Arrow-right Camera
The Spokesman-Review Newspaper
Spokane, Washington  Est. May 19, 1883

Man convicted of ex-wife’s death 25 years ago gets new trial

Associated Press

EBENSBURG, Pa. – A Pennsylvania man serving life in prison for his ex-wife’s slaying 25 years ago deserves a new trial because a prosecutor – who is now a sitting judge – didn’t disclose blood evidence that might have helped him, a judge has ruled.

Kevin Charles Siehl, now 60, has maintained his innocence since his first-degree murder conviction for the July 1991 stabbing death of ex-wife Christine Siehl, who was found dead in a bathtub with the shower still running.

In Siehl’s latest appeal, Centre County Judge David Grine ruled last week that then-prosecutor David Tulowitzki wrongly failed to disclose the evidence during Siehl’s 1992 trial.

The judge said the omission “so undermined the truth determining process that no reliable adjudication of guilt or innocence could have taken place.”

Grine also found fault with then-defense lawyer Linda Rovner Fleming for failing to challenge evidence, including a bloody fingerprint that was used to tie Siehl to the crime scene.

Grine is handling the appeal to avoid a conflict of interest in the Cambria County case since Tulowitzki and Fleming are now Cambria County judges.

Tulowitzki’s secretary told The Associated Press on Friday that he can’t comment since the case is still pending. Fleming didn’t immediately return a call to her chambers.

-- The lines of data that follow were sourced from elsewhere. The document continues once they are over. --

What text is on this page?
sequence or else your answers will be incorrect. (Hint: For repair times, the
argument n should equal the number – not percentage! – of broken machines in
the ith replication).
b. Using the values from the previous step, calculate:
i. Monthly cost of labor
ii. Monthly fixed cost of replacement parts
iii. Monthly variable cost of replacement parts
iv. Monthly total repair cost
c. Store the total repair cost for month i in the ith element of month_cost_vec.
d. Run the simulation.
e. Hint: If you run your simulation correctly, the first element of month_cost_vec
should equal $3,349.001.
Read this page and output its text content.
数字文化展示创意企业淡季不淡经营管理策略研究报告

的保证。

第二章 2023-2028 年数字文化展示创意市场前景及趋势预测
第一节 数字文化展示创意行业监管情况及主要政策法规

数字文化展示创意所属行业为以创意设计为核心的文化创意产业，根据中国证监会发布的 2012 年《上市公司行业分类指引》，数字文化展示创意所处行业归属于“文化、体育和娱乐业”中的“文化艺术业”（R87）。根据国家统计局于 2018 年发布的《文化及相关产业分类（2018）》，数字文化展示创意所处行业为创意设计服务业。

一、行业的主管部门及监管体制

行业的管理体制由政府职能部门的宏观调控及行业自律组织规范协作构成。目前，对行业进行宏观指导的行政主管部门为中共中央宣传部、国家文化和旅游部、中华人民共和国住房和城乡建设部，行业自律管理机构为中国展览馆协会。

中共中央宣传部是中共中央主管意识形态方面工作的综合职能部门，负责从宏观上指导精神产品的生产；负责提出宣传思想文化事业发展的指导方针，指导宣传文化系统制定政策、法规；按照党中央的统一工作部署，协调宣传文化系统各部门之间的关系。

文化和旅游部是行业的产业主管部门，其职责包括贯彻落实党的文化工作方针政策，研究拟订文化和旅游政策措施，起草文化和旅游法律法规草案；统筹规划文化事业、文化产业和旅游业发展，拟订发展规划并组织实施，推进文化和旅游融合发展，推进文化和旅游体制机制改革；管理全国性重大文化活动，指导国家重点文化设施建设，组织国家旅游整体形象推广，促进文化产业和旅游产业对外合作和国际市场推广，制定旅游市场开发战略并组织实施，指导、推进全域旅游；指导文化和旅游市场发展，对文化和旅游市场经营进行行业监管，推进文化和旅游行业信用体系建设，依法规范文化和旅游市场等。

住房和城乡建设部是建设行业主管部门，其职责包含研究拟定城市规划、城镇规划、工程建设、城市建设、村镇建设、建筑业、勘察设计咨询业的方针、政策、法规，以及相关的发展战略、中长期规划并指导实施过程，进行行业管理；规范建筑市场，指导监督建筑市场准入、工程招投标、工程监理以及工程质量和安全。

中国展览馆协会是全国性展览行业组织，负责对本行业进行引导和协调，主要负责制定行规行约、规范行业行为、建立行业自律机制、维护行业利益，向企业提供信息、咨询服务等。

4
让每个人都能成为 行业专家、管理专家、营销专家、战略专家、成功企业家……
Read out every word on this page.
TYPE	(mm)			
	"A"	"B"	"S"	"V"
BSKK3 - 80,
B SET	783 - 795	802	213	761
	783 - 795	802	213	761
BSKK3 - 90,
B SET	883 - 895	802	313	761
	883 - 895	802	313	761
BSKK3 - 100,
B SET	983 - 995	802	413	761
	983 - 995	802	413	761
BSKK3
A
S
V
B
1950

Cambria County District Attorney Kelly Callihan also isn’t handling the case because she was an intern for attorneys on the original defense team. Still, she issued a statement calling Grine’s findings “very concerning” and distancing her office from Tulowitzki’s prosecution of the case.

“None of the current employees in this office, including me, worked here in 1992 when these alleged acts occurred,” Callihan said.

Callihan has referred the case to the state Attorney General’s Office, which must decide whether to appeal Grine’s ruling.

In an earlier appeal, the 3rd U.S. Circuit Court of Appeals ordered a hearing on the effectiveness of Siehl’s defense attorneys. At that 2012 hearing, Fleming testified that the defense didn’t challenge the fingerprint because a forensic expert for the defense had also found evidence that Siehl was at the crime scene around the time of the killing.

Fleming testified that if defense attorneys challenged evidence that Siehl’s fingerprint was found on a shower head, then prosecutors could have asked the defense expert about other evidence that implicated Siehl.

But Grine found that failing to challenge the fingerprint “effectively admitted that Petitioner (Siehl) was the murderer.”

The earlier appeals also disclosed that Tulowitzki got confidential information from the defense expert that resulted in Siehl’s shoes being retested for blood. Prosecutors believed the blood was the victim’s. But the tests, completed just before trial, supported Siehl’s claim that the blood was his, Grine said.

By withholding that information, Tulowitzki was able to suggest to the jury that Siehl’s shoes were only tested once, that the prosecution’s expert found crime scene blood on the shoes and that Siehl lied by claiming the blood was his, Grine found.

Because the blood evidence information was obtained during the federal appeal, federal public defender Christopher Brown has continued to represent Siehl in the state court appeal that resulted in Grine’s ruling. Brown declined comment Friday.